Comorbidités : Suivi pour des douleurs abdominales chroniques et des diarrhées.
Plainte buccale : Gêne esthétique liée à un gonflement de la lèvre et douleurs vestibulaires.
Examen clinique :
- Lèvres : Tuméfaction labiale inférieure ferme, élastique, non inflammatoire, persistante (Macrochéilite).
- Vestibule : Présence d'ulcérations linéaires au fond du vestibule, à bords surélevés, hyperplasiques, aspect en "pavés".
- Gencive : Gingivite hyperplasique granuleuse.
Quelle maladie inflammatoire chronique de l'intestin (MICI) suspectez-vous fortement devant cette association de signes buccaux et digestifs ? Justifiez.
Diagnostic : Maladie de Crohn.
Justifiez : Le tableau clinique associe des signes digestifs (douleurs, diarrhées) à des manifestations orales pathognomoniques de la maladie de Crohn : ulcérations linéaires en 'pavés', macrochéilite persistante (syndrome de Melkersson-Rosenthal), hyperplasie gingivale granuleuse. Ces lésions peuvent précéder les signes digestifs.
[Sources : 122, 124, 125, 130, 1468, 1469]
Si vous réalisez une biopsie d'une lésion vestibulaire, quelle structure histologique pathognomonique recherchez-vous ? Justifiez.
Structure histologique : Granulome tuberculoïde non caséifiant (ou follicule de Koester sans nécrose caséeuse).
Justifiez : L'examen anatomopathologique est indispensable. Il met en évidence un granulome constitué de cellules épithélioïdes, de lymphocytes et de cellules géantes. L'absence de nécrose caséeuse permet de le différencier de la tuberculose.
[Sources : 126, 1472]
Quels carences vitaminiques ou minérales peuvent aggraver les lésions muqueuses (aphtes) ? Citez-en deux. Justifiez.
Carences à rechercher : Fer (Ferritine), Vitamine B12 (Cobalamine), Zinc ou Folates.
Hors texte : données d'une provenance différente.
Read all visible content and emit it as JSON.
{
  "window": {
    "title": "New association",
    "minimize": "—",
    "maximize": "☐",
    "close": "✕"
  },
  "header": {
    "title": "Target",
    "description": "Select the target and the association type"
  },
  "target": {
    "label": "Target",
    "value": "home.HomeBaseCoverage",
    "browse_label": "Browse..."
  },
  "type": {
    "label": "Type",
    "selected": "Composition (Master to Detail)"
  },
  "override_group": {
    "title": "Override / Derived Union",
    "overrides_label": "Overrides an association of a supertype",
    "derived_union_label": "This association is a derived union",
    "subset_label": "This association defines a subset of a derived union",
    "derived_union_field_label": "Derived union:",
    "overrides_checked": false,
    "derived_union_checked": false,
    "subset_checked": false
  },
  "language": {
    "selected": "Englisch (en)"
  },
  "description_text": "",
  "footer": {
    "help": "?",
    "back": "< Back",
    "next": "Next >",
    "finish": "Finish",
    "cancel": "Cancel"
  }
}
Justifiez : La maladie de Crohn entraîne une malabsorption intestinale. Ces carences sont des facteurs étiologiques directs d'ulcérations aphtoïdes et de glossites.
[Sources : 126, 1470, 26]
Quelle classe d'antalgiques/anti-inflammatoires est formellement déconseillée (voire contre-indiquée) chez ce patient en poussée digestive ? Justifiez.
Classe déconseillée : Les Anti-Inflammatoires Non Stéroïdiens (AINS).
Justifiez : Les AINS sont formellement à proscrire chez les patients atteints de MICI car ils peuvent déclencher ou aggraver une poussée évolutive digestive sévère et provoquer des complications gastro-intestinales.
[Sources : 128, 131, 20]
En cas d'aphtose sévère associée, quel traitement topique prescrivez-vous en première intention ? Quel immunosuppresseur systémique est parfois utilisé dans les formes graves ? Justifiez.
Traitement topique : Corticothérapie locale (ex: Clobétasol).
Immunosuppresseur systémique : Azathioprine (ou Méthotrexate / Anti-TNF alpha).
Justifiez : Les lésions buccales répondent bien aux corticoïdes topiques. Dans les formes sévères, le traitement de fond de la maladie digestive (immunosuppresseurs) permet souvent la rémission des lésions orales.